Ned tapped Gruen’s shoulder. He said, “Hey remember the plan to buy an old manse in some rundown neighborhood near a good university and all of us retiring there together? Get a handyman special and work on it?” The idea had been to die together one by one as friends.
No one was answering the door.
Gruen said, “How I got along so well with Douglas was this. I said everything he said was great. I never said anything worse than Food for Thought.”
Ned said, “Probably a good idea, about the insights he kept sending.”
Gruen said, “Some of it was interesting. He had his cosmological scenarios. But I lied to him about following the syllabus. That was too much. I got hold of some of the titles, though, physically, thinking … someday, okay. He knew I wouldn’t read everything. Reflections on the Causes of Human Misery I didn’t finish. And it was short, an essay.”

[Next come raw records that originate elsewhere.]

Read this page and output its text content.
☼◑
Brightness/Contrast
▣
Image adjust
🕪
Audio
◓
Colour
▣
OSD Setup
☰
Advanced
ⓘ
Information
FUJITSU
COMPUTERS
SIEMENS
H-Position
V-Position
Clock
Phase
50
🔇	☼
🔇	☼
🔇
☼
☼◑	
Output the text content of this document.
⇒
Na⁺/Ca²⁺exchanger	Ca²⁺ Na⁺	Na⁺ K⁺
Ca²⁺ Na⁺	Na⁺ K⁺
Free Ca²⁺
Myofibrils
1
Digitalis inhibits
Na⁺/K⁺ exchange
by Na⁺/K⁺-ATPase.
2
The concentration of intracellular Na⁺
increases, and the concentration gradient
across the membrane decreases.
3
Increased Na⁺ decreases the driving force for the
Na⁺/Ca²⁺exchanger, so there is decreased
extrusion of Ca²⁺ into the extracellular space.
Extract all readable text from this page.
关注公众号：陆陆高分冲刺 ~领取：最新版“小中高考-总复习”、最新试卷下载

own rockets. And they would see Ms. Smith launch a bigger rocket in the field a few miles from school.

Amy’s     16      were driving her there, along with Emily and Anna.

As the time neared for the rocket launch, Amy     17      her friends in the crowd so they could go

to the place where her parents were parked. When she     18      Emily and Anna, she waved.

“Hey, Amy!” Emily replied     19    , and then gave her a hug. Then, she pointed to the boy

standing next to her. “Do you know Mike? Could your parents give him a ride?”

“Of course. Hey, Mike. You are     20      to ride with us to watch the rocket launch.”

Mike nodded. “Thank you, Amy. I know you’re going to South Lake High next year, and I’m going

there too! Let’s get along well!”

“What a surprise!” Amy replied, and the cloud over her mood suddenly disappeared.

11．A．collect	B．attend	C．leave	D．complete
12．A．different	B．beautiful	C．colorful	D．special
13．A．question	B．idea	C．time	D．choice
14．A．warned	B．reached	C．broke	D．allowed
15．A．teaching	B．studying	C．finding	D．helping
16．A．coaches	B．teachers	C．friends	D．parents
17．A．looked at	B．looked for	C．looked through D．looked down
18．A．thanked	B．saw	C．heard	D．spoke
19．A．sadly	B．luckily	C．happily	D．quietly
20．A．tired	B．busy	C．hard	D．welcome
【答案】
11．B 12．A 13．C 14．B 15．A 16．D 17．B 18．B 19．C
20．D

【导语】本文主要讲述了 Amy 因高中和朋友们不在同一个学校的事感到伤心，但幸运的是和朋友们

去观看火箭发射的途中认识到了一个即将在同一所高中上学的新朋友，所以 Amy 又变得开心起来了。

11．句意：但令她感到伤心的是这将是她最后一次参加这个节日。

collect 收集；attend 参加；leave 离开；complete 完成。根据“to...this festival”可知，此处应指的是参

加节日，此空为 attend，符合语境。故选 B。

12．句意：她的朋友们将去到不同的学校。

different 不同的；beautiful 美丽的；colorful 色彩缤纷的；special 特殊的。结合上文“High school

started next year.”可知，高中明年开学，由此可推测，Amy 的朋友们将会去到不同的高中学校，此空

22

“Ah, Barrington Moore,” Ned said.
“Barrington Moore. Who wrote a lot. Douglas loved him.”
The door opened and they all went in.
They seemed to be progressing from one waiting area to another. They had taken their coats off. They were in an annex off the front hall and they were still waiting.
There was ambient music. It was Dvořák. Ned said, “Douglas hated background music.”
Elliot appeared but only long enough to say he’d be right back. They were left to study the woodwork. It was like being inside a large armoire with soft lighting.
Since it was a sin to waste time, Ned decided to use the moment to agitate for the Convergence. He took a folded petition and a Bic pen from the inside pocket of his jacket.
Joris unfolded the petition, glanced at the heading, refolded it almost immediately and handed it back to Ned. His expression was apologetic.
Ned was startled. He assumed Joris had misunderstood what he’d given him.